Footsteps echoed in the hallway, and the door was thrown open.

"What happened?" the man from the speakers roared, storming into the room.

"Sir, we gave her another round of injections... and she... she started failing," Tessa gulped, her voice still shaky. "But she's stabilized now!"

"What did I tell you about taking things slowly?" he hissed.

"We were, sir! We were taking things slowly!" she exclaimed. "I don't know what went wrong!"

"You'd better figure it out," he threatened. "Don't underestimate the things I will do to you if you fail me again."

"Let me look, I'm sure there must be something to indicate what happened," Tessa said, and I heard the sounds of typing and clicking as she pulled up statistics and data.

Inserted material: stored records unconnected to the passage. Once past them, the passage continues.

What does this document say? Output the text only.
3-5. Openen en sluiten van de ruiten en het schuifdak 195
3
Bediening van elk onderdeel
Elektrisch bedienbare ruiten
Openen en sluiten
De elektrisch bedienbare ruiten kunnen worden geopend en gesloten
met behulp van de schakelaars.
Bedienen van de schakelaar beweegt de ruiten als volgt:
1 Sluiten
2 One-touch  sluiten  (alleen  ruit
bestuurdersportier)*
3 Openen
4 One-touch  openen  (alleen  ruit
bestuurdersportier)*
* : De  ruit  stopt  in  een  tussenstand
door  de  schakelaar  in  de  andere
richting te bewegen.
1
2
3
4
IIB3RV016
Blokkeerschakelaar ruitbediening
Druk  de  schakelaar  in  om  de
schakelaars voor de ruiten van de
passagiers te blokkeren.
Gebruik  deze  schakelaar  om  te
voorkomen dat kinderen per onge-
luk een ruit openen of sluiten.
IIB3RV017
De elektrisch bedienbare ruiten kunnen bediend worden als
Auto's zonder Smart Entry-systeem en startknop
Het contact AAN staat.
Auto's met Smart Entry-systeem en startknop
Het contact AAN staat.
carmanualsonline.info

"It went wrong right there," Daniel said, likely pointing to a place on the on the screen. "Right after the injection."

"Daniel, how much serum did you give her?" Tessa asked worriedly.

"Only fifteen milliliters," the young man replied.

"Then why did she start shutting down?" The man from the speakers growled. There was a lingering and heavy silence.

"Because it worked," Tessa whispered, her disbelief and awe evident in the tiny breeze, the three simple words that had fallen sofltly from her lips. "Just look, her genes have already rearranged themselves and her cells have been altered."

She and the two men seemed to be clustered around the computer monitor, because their voices all sounded like they were coming from the same spot.

"Are you saying...? the man asked, but he stopped himself.

"Daniel, take a blood sample and a tissue sample."

"Do you mean...?" the man breathed, his voice filled with awe.

"Yes. She's survived step one," Tessa said proudly. "Test subject number 355 has survived step one."